Leçon 4 : Mercredi 22 Janvier 2020, Le quatrième homme
Leçon 4 : Mercredi 22 Janvier 2020, Le quatrième homme
Mercredi 22 janvier 2020
Le quatrième homme
Alors le roi ordonna de chauffer la fournaise sept fois plus qu’il ne convenait de la chauffer; et lorsque ce fut fait, les trois jeunes gens y furent jetés. Les flammes étaient si ardentes que les hommes chargés de jeter les Hébreux dans la fournaise furent carbonisés.
Soudain le visage du roi pâlit de terreur… Sa voix trembla de colère et le monarque s’exclama : « Eh bien, je vois quatre hommes sans liens, qui marchent au milieu du feu et qui n’ont point de mal ; et la figure du quatrième ressemble à celle d’un fils des dieux » (Daniel 3.25).
My Life Today, p. 68; Avec Dieu chaque jour, p. 74.
Comment ce roi païen pouvait-il savoir à qui ressemble le Fils de Dieu ? En s’acquittant des missions qui leur avaient été confiées à Babylone, les jeunes Hébreux révélèrent la vérité au roi par leur conduite et leur caractère. Questionnés au sujet de leur religion, ils avaient répondu sans hésiter et présenté avec clarté et simplicité les principes de justice de cette religion.
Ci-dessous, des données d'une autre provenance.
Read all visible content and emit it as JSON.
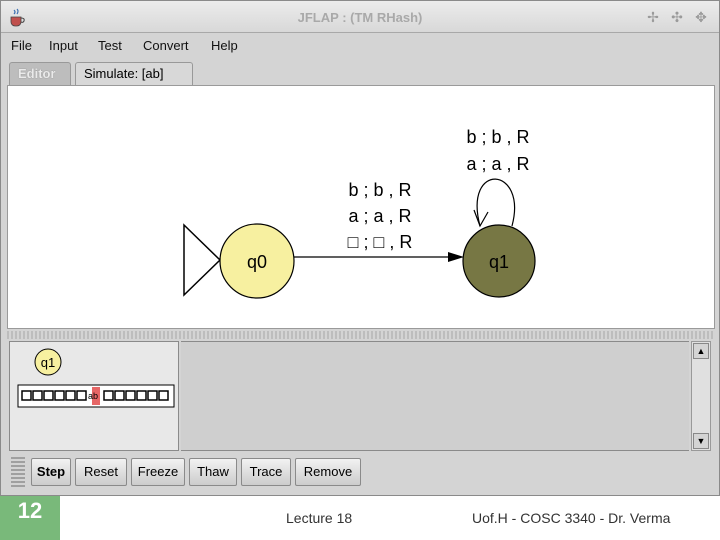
{
  "window": {
    "title": "JFLAP : (TM RHash)",
    "app_icon": "java-cup-icon",
    "controls": [
      "pin-icon",
      "resize-icon",
      "close-icon"
    ]
  },
  "menu": {
    "items": [
      "File",
      "Input",
      "Test",
      "Convert",
      "Help"
    ]
  },
  "tabs": {
    "editor": "Editor",
    "simulate": "Simulate: [ab]",
    "active": "Simulate: [ab]"
  },
  "diagram": {
    "states": [
      {
        "name": "q0",
        "initial": true,
        "highlight": "yellow"
      },
      {
        "name": "q1",
        "initial": false,
        "highlight": "dark-olive"
      }
    ],
    "transition_q0_q1": [
      "b ; b , R",
      "a ; a , R",
      "□ ; □ , R"
    ],
    "loop_q1": [
      "b ; b , R",
      "a ; a , R"
    ]
  },
  "simulation": {
    "current_state": "q1",
    "tape_text": "ab",
    "tape_blank_symbol": "□"
  },
  "buttons": [
    "Step",
    "Reset",
    "Freeze",
    "Thaw",
    "Trace",
    "Remove"
  ],
  "slide": {
    "number": "12",
    "lecture": "Lecture 18",
    "credit": "Uof.H - COSC 3340 - Dr. Verma"
  },
  "colors": {
    "state_q0_fill": "#f7f0a0",
    "state_q1_fill": "#777744",
    "tape_head": "#dd3333",
    "slide_badge": "#79b97a"
  }
}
Ils avaient ainsi appris à ceux qui les entouraient quel était le Dieu qu’ils adoraient. Ils avaient parlé du Messie, le Rédempteur, qui devait venir ici-bas. C’est ce qui explique que le roi reconnut au milieu de la fournaise, sous les traits du quatrième homme, le Fils de Dieu.
… Celui qui soutint les courageux Hébreux dans la fournaise ardente, marchera à leur côté où qu’ils se trouvent. Le sentiment de sa présence sera pour eux une consolation et un soutien. Au plus fort de la persécution — telle qu’il n’y en eut jamais — les élus demeureront inébranlables. Satan, avec toutes ses armées, ne parviendra pas à détruire le plus faible des saints. Des anges puissants les protégeront, et le Seigneur se révélera à eux comme le « Dieu des dieux », capable de sauver parfaitement tous ceux qui ont mis leur confiance en lui.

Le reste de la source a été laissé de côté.